Example: h(999) counts the zero digits for the number representations:
001..009
010..099
100..999
The result would be h(999) = 297.
Using k = floor(log10(n+1)), k2 = k - 1, n2 = (10^k2) - 1 = (n-9)/10 the function h turns out to be
h(n) = 9 [k2 + h(n2)] + h(n2) + n2 = 9 k2 + 10 h(n2) + n2
with the initial condition h(0) = 0. It allows to formulate g as
g(n) = 9 [k2 + h(n2)] + g(n2)
with the intital condition g(0) = 0.
From these two definitions we can define the difference d between h and g as well, again as a recursive function:
d(n) = h(n) - g(n) = h(n2) - g(n2) + n2 = d(n2) + n2
with the initial condition d(0) = 0. Trying some examples leads to a geometric series, e.g. d(9999) = d(999) + 999 = d(99) + 99 + 999 = d(9) + 9 + 99 + 999 = 0 + 9 + 99 + 999 = (10^0)-1 + (10^1)-1 + (10^2)-1 + (10^3)-1 = (10^4 - 1)/(10-1) - 4. This gives the closed form
d(n) = n/9 - k
This allows us to express g in terms of g only:
g(n) = 9 [k2 + h(n2)] + g(n2) = 9 [k2 + g(n2) + d(n2)] + g(n2) = 9 k2 + 9 d(n2) + 10 g(n2) = 9 k2 + n2 - 9 k2 + 10 g(n2) = 10 g(n2) + n2
Derivation of G
Using the above definitions and naming the k digits of the representation q_k, q_k2, .., q2, q1 we first extend h into H:
H(q_k q_k2..q_1) = q_k [k2 + h(n2)] + r (k2-kr) + H(q_kr..q_1) + n2
with initial condition H(q_1) = 0 for q_1 <= 9.
Note the additional definition r = q_kr..q_1. To understand why it is needed look at the example H(901), where the next level call to H is H(1), which means that the digit string length shrinks from k=3 to kr=1, needing an additional padding with r (k2-kr) zero digits.
Using this, we can extend g to G as well:
G(q_k q_k2..q_1) = (q_k-1) [k2 + h(n2)] + k2 + r (k2-kr) + H(q_kr..q_1) + g(n2)
with initial condition G(q_1) = 0 for q_1 <= 9.

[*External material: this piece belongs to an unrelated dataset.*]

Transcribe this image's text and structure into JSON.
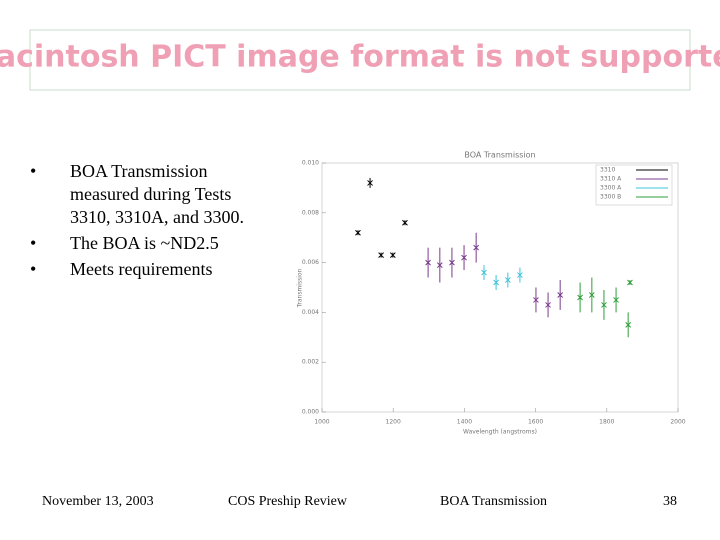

Note: It is likely that one can simplify the above expressions like in case of g above. E.g. trying to express G just in terms of G and not using h and H. I might do this in the future. The above is already enough to implement a fast zero calculation.
Test Result
recursive(1234567890, 2345678901) =
987654304
expected:
987654304
success
See the source and log for details.
Update: I changed the source and log according to the more detailed problem description from that contest (allowing 0 as input, handling invalid inputs, 2nd larger example).
You can use a standard approach to find m = [1, M-1] and n = [1, N], then [M, N] = n - m.
Standard approaches are easily available: Counting zeroes.